Todos serão revistados na entrada. Só uma empresa de fast food poderá
vender seus produtos nos estádios. E a proibição de bebidas alcoólicas nos
estádios, que vigora hoje no Brasil, será quebrada em prol da marca de uma
cerveja made in usa.
Comenta o prestigioso jornal Le Monde Diplomatique: “A recepção de um
megaevento esportivo como esse autoriza também megaviolação de direitos,
megaendividamento público e megairregularidades.”
A Fifa quer, simplesmente, suspender, durante a Copa, a vigência do
Estatuto do Torcedor, do Estatuto do Idoso e do Código de Defesa do
Consumidor. Todas essas propostas ilegais estão contidas no Projeto de lei
2.330/2011, que se encontra no Congresso. Caso não seja aprovado, o Planalto
poderá efetivá-las via medidas provisórias.
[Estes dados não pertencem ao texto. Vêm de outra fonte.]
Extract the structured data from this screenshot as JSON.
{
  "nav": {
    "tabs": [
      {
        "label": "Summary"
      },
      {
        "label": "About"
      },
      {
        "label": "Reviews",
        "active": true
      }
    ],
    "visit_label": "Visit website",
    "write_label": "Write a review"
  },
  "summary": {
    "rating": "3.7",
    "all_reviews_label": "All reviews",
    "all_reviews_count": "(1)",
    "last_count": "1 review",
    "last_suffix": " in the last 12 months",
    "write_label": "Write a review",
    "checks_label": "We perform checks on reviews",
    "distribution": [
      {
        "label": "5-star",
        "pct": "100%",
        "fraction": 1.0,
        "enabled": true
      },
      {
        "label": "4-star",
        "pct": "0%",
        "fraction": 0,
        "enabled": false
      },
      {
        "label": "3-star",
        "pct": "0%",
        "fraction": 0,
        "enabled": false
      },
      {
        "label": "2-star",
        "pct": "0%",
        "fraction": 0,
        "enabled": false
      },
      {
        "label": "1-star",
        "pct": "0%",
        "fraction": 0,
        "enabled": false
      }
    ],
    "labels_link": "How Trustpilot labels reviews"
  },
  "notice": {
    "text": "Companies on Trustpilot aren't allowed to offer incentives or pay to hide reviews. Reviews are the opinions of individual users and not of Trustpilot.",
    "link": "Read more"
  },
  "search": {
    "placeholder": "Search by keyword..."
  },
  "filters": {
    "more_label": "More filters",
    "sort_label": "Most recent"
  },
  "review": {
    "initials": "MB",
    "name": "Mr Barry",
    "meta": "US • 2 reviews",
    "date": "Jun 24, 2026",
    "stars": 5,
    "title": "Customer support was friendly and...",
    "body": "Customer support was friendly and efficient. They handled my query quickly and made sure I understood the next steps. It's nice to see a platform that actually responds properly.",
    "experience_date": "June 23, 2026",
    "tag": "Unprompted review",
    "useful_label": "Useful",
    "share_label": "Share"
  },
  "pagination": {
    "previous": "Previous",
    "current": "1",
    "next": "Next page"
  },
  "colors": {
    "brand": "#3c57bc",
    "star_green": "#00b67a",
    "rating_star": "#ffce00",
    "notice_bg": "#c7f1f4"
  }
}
Se você fizer uma camiseta com os dizeres “Copa 2014”, cuidado. A Fifa
já solicitou ao Inpi (Instituto Nacional de Propriedade Industrial) o registro
de mais de mil itens, entre os quais o numeral “2014”.
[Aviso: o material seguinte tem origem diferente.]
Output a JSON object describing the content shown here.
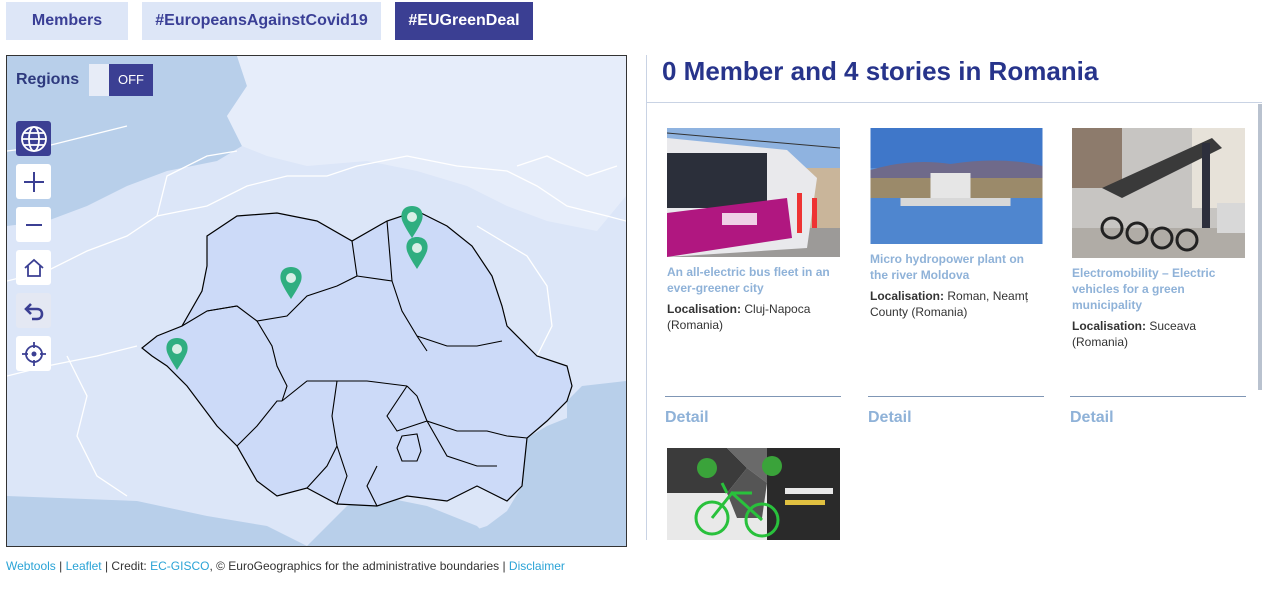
{
  "tabs": {
    "members": "Members",
    "covid": "#EuropeansAgainstCovid19",
    "green": "#EUGreenDeal"
  },
  "map": {
    "regions_label": "Regions",
    "regions_toggle": "OFF",
    "controls": [
      "globe-icon",
      "zoom-in-icon",
      "zoom-out-icon",
      "home-icon",
      "undo-icon",
      "locate-icon"
    ],
    "marker_color": "#2fae80"
  },
  "panel": {
    "title": "0 Member and 4 stories in Romania",
    "localisation_label": "Localisation:",
    "detail_label": "Detail",
    "stories": [
      {
        "title": "An all-electric bus fleet in an ever-greener city",
        "location": "Cluj-Napoca (Romania)"
      },
      {
        "title": "Micro hydropower plant on the river Moldova",
        "location": "Roman, Neamț County (Romania)"
      },
      {
        "title": "Electromobility – Electric vehicles for a green municipality",
        "location": "Suceava (Romania)"
      },
      {
        "title": "",
        "location": ""
      }
    ]
  },
  "footer": {
    "webtools": "Webtools",
    "sep1": " | ",
    "leaflet": "Leaflet",
    "credit": " | Credit: ",
    "gisco": "EC-GISCO",
    "copyright": ", © EuroGeographics for the administrative boundaries | ",
    "disclaimer": "Disclaimer"
  },
  "colors": {
    "accent": "#3b3f93",
    "tab_bg": "#dde6f7",
    "title": "#27348b",
    "link": "#2aa3d6",
    "story_title": "#8fb2d8"
  }
}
(Não) durmam com um barulho deste: a Fifa quer instituir tribunais de
exceção durante a Copa. Sanções relacionadas à venda de produtos, uso de
ingressos e publicidade. No projeto de lei acima citado, o artigo 37 permite
criar juizados especiais, varas, turmas e câmaras especializadas para causas
vinculadas aos eventos. Uma Justiça paralela!
Na África do Sul, foram criados 56 Tribunais Especiais da Copa. O furto
de uma máquina fotográfica mereceu 15 anos de prisão! E mais: se houver danos
ou prejuízo à Fifa, a culpa e o ônus são da União. Ou seja, o Estado
brasileiro passa a ser o fiador da FIFA em seus negócios
particulares.
É hora de as torcidas organizadas e os movimentos sociais porem a bola
no chão e chutar em gol. Pressionar o Congresso e impedir a aprovação da lei
que deixa a legislação brasileira no banco de reservas. Caso contrário, o
torcedor brasileiro vai ter que se resignar a torcer pela
TV.
Frei Betto é escritor, autor de
“A arte de semear estrelas” (Rocco), entre outros livros. http://www.freibetto.org/> twitter:@freibetto.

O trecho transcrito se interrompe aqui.